Wie leicht mir die Feststellung über die Lippen kam. Gar nicht, als entscheide sich damit das Schicksal einiger Dutzend Galaxien und Zehntausender intelligenter Völker.
Eigentlich hätte ich über mich selbst erschrecken müssen, über meine kühle Distanziertheit. Ich fragte mich, warum ich so unbewegt blieb. Was verband sich nicht alles mit der Hoffnung auf die Retroversion? Wie groß war die Furcht gewesen und war es noch, den Kampf um die eigene Existenz zu verlieren?
Meine Fähigkeit, mich schnell auf jede neue Situation einstellen zu können, ließ mich nicht im Stich. Aber vielleicht hatte ich einfach verlernt, Gefühlen nachzugeben. Ich dachte an Akon, an Roi, an die Menschen des Stardust-Systems. An die Toten in den Stadien auf der Erde, die ihr Leben gegeben hatten, um den TERRANOVA-Schirm um das Sonnensystem gegen TRAITORS Angriffe zu stabilisieren ...
Varantir kam auf mich zu.
»Was wir soeben erleben, ist ein Vorgang von galaktischer Tragweite!«, sagte er betont. »Die Tätigkeit des Kosmischen Messengers drängt nicht nur die Chaosphysik zurück, sie dürfte innerhalb weniger Tage sogar den Grenzwall von Hangay aufgelöst haben.«
»Ich nehme an, genau dasselbe spielt sich in diesen Minuten im Sektor Ardibi-Grachay ab.«
»So ist es!«
Der Algorrian versuchte ein Lächeln, doch es gelang ihm nicht.
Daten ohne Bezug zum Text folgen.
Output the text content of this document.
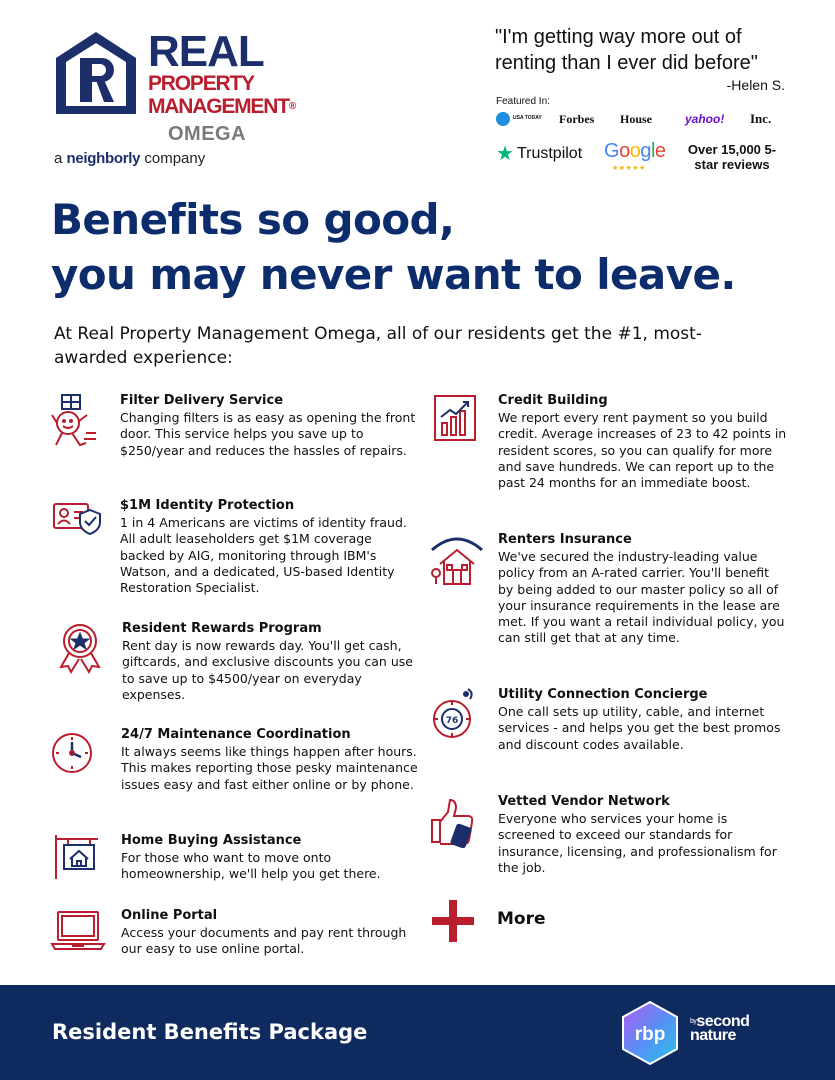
REAL
PROPERTY
MANAGEMENT®
OMEGA
a neighborly company
"I'm getting way more out of renting than I ever did before"
-Helen S.
Featured In:
USA TODAY Forbes House	yahoo! Inc.
★ Trustpilot Google
★★★★★
Over 15,000 5-star reviews
Benefits so good,
you may never want to leave.
At Real Property Management Omega, all of our residents get the #1, most-awarded experience:
Filter Delivery Service
Changing filters is as easy as opening the front door. This service helps you save up to $250/year and reduces the hassles of repairs.
$1M Identity Protection
1 in 4 Americans are victims of identity fraud. All adult leaseholders get $1M coverage backed by AIG, monitoring through IBM's Watson, and a dedicated, US-based Identity Restoration Specialist.
Resident Rewards Program
Rent day is now rewards day. You'll get cash, giftcards, and exclusive discounts you can use to save up to $4500/year on everyday expenses.
24/7 Maintenance Coordination
It always seems like things happen after hours. This makes reporting those pesky maintenance issues easy and fast either online or by phone.
Home Buying Assistance
For those who want to move onto homeownership, we'll help you get there.
Online Portal
Access your documents and pay rent through our easy to use online portal.
Credit Building
We report every rent payment so you build credit. Average increases of 23 to 42 points in resident scores, so you can qualify for more and save hundreds. We can report up to the past 24 months for an immediate boost.
Renters Insurance
We've secured the industry-leading value policy from an A-rated carrier. You'll benefit by being added to our master policy so all of your insurance requirements in the lease are met. If you want a retail individual policy, you can still get that at any time.
76
Utility Connection Concierge
One call sets up utility, cable, and internet services - and helps you get the best promos and discount codes available.
Vetted Vendor Network
Everyone who services your home is screened to exceed our standards for insurance, licensing, and professionalism for the job.
More
Resident Benefits Package	rbp
$^{by}$second
nature
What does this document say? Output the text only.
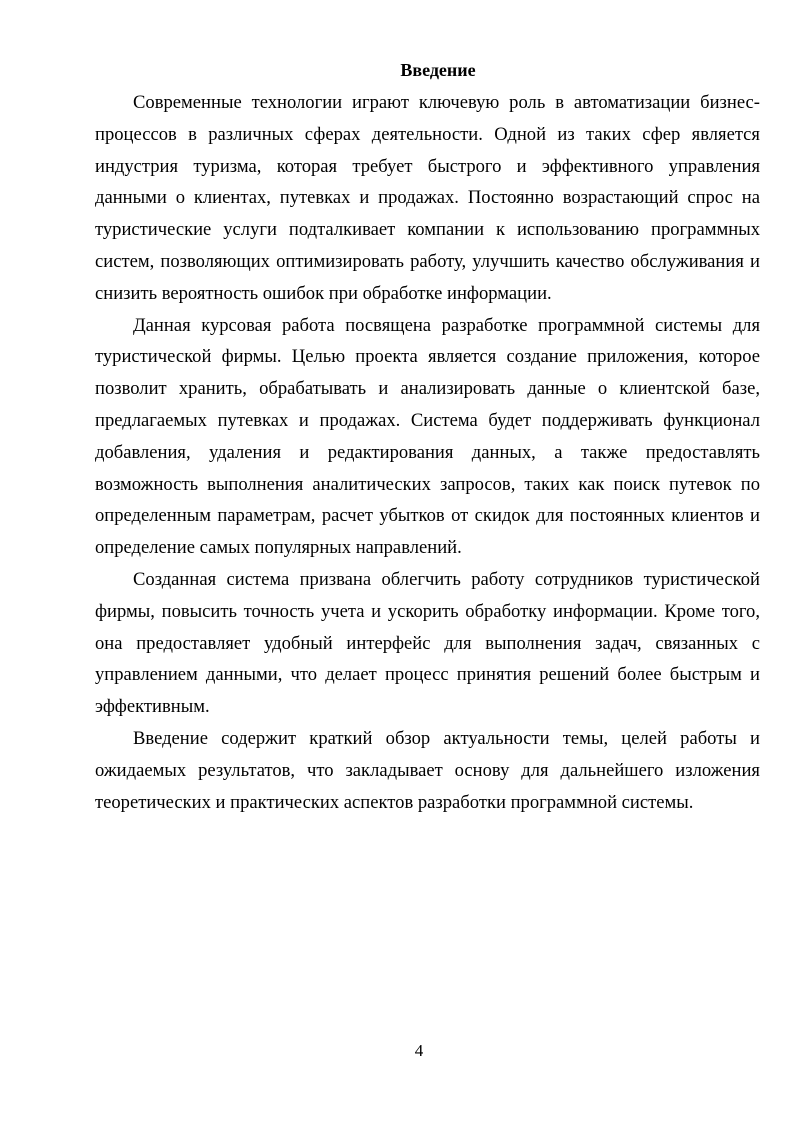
Введение

Современные технологии играют ключевую роль в автоматизации бизнес-процессов в различных сферах деятельности. Одной из таких сфер является индустрия туризма, которая требует быстрого и эффективного управления данными о клиентах, путевках и продажах. Постоянно возрастающий спрос на туристические услуги подталкивает компании к использованию программных систем, позволяющих оптимизировать работу, улучшить качество обслуживания и снизить вероятность ошибок при обработке информации.

Данная курсовая работа посвящена разработке программной системы для туристической фирмы. Целью проекта является создание приложения, которое позволит хранить, обрабатывать и анализировать данные о клиентской базе, предлагаемых путевках и продажах. Система будет поддерживать функционал добавления, удаления и редактирования данных, а также предоставлять возможность выполнения аналитических запросов, таких как поиск путевок по определенным параметрам, расчет убытков от скидок для постоянных клиентов и определение самых популярных направлений.

Созданная система призвана облегчить работу сотрудников туристической фирмы, повысить точность учета и ускорить обработку информации. Кроме того, она предоставляет удобный интерфейс для выполнения задач, связанных с управлением данными, что делает процесс принятия решений более быстрым и эффективным.

Введение содержит краткий обзор актуальности темы, целей работы и ожидаемых результатов, что закладывает основу для дальнейшего изложения теоретических и практических аспектов разработки программной системы.

4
»Wie werden die Informationen des Messengers eigentlich weitergegeben, Curcaryen?«, fragte ich ihn, bevor er sich wieder abwenden konnte. »Ich meine, auf welche Weise erfolgt die Reparatur der von der Chaosphysik angerichteten Schäden?«
Varantir schaute mich überrascht an. Sein Mienenspiel wechselte allerdings sehr schnell über einen Ausdruck von Verblüffung hin zu offensichtlichem Ärger.
»Darauf gibt es keine Antwort«, erwiderte er knapp.
»Für mich ist das eine der zentralen kosmologischen Fragen«, beharrte ich. »Soweit mir bekannt ist, handelt es sich bei einem Messenger um das ausführende Organ des Moralischen Kodes.«
Varantir wirkte unschlüssig. Für einen Augenblick war mir, als zerbräche seine oft zur Schau gestellte Überheblichkeit.